Tuesday, November 20, 2007

Rethinking "Payback" on Energy Projects

Today’s post takes a new look at the financial criteria that businesses use for justifying energy improvements. The take-away points are these:

1. By focusing on payback, the business explicitly perceives energy cost control as a series of isolated projects as opposed to a coordinated and continuous improvement process.

2. As you will see below, "payback" is a risk management tool that is mistakenly used as a measure of profitability. Payback is severely limited in its ability to analyze investment performance.

3. Make sure that your evaluation of energy projects asks the right questions—and that you use the right tool for answering those questions.

Whenever a business invests in itself, it implies making a change. With change comes risk. Before committing money to creating change, top managers will want to know the risk of losing their investment, or at least the risk of failing to invest in more valuable alternatives. Energy investments, like all investments, put time and money at risk. Therefore, proposed energy improvements need to withstand hard scrutiny:
• What’s the value that the investment will provide?
• How quickly will the benefits become available to the business?
• What will the proposal cost?
• What’s the most that should be paid for the improvement?
• How does this investment compare with other ways to use money?

Many business decision-makers depend on "payback" as a way to evaluate proposed energy improvements. Payback, of course, is a measure that describes the number of years that it takes for an investment to "pay for itself" through the annual savings or benefits that the investment creates. Compared to more sophisticated financial measures, payback is simple to understand and calculate—perfect for "back of the envelope" analysis. But its inherent simplicity also creates problems. Payback measures are routinely (and mistakenly) used to measure profitability when thousands or even millions of dollars are at stake.

Investors use payback simply to decide whether they will accept or reject an investment proposal. The greater the investor’s concern with investment loss, the shorter the payback time demanded. For example:
• A 12-month payback is preferred to a 24 month payback, and
• A 6-month payback is preferred to a 12-month payback.

Now take this to its logical conclusion: a zero-month payback would be most preferred—because there’s no wait to get the money back! The investor is assured of avoiding loss only by making no investment at all.

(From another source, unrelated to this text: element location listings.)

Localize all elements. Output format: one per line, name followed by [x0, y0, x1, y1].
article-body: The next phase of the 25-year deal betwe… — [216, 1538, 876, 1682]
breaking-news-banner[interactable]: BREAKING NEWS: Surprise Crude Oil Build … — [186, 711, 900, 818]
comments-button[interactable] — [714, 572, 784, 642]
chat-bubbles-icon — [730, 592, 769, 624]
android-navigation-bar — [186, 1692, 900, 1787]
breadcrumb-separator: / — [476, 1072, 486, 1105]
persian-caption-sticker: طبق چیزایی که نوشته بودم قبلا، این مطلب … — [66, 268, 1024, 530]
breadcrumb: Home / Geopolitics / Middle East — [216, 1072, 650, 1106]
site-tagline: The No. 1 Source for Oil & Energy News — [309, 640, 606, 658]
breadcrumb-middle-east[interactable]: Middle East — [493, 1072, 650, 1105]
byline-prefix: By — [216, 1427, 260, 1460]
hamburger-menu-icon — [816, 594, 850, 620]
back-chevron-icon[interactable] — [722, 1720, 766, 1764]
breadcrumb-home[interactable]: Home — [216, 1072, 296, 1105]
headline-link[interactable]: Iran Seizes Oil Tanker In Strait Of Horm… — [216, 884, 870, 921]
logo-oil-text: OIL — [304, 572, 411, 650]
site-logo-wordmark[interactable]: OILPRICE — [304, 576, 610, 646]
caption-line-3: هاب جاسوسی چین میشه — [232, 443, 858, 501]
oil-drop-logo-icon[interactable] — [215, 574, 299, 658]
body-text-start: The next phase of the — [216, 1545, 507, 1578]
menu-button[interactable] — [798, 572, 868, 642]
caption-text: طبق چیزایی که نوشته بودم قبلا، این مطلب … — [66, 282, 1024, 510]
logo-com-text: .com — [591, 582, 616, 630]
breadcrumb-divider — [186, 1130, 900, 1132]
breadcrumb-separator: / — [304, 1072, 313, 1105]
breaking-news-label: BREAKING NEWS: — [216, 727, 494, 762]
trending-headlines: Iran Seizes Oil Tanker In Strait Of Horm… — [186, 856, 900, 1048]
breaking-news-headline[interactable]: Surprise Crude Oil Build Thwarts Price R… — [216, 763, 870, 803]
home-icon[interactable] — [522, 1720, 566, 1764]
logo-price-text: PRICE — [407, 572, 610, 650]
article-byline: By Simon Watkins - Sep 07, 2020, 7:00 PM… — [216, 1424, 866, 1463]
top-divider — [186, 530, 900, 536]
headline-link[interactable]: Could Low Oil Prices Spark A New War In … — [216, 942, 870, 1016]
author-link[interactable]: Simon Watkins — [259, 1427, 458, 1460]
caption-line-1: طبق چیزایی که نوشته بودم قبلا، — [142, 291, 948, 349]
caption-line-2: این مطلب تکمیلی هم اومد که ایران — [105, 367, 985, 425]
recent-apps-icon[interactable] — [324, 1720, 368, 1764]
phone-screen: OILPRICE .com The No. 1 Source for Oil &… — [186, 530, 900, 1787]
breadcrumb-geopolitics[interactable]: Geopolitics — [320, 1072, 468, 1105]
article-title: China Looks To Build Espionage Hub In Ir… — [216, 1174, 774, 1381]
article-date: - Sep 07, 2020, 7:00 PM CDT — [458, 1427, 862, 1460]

Payback only indicates whether a proposal should be accepted or rejected. It reduces investment analysis to a “yes/no” decision. As a consequence, this approach reduces energy management to a stop-and-go process. The company's beleaguered energy manager has to reset his or her agenda back to zero with each project rejection.

Energy improvements need to be held to a different standard. Why? Once a business commits to operations, it commits to using energy. Understand that some portion of energy consumption is subject to waste. That portion—the energy at-risk—is an expenditure that the business is committed to make. The real question is: How much is the business willing to pay for the portion at-risk? The choice is simple: the business will either (A) continue buying the energy at-risk at the prevailing market price, or (B) implement an energy-reducing improvement when the annualized cost to save energy on a per-unit basis is less than the price to purchase it. Seen this way, energy improvements are not a yes/no choice, but a question of degree. How much do you want to pay for energy that can be avoided?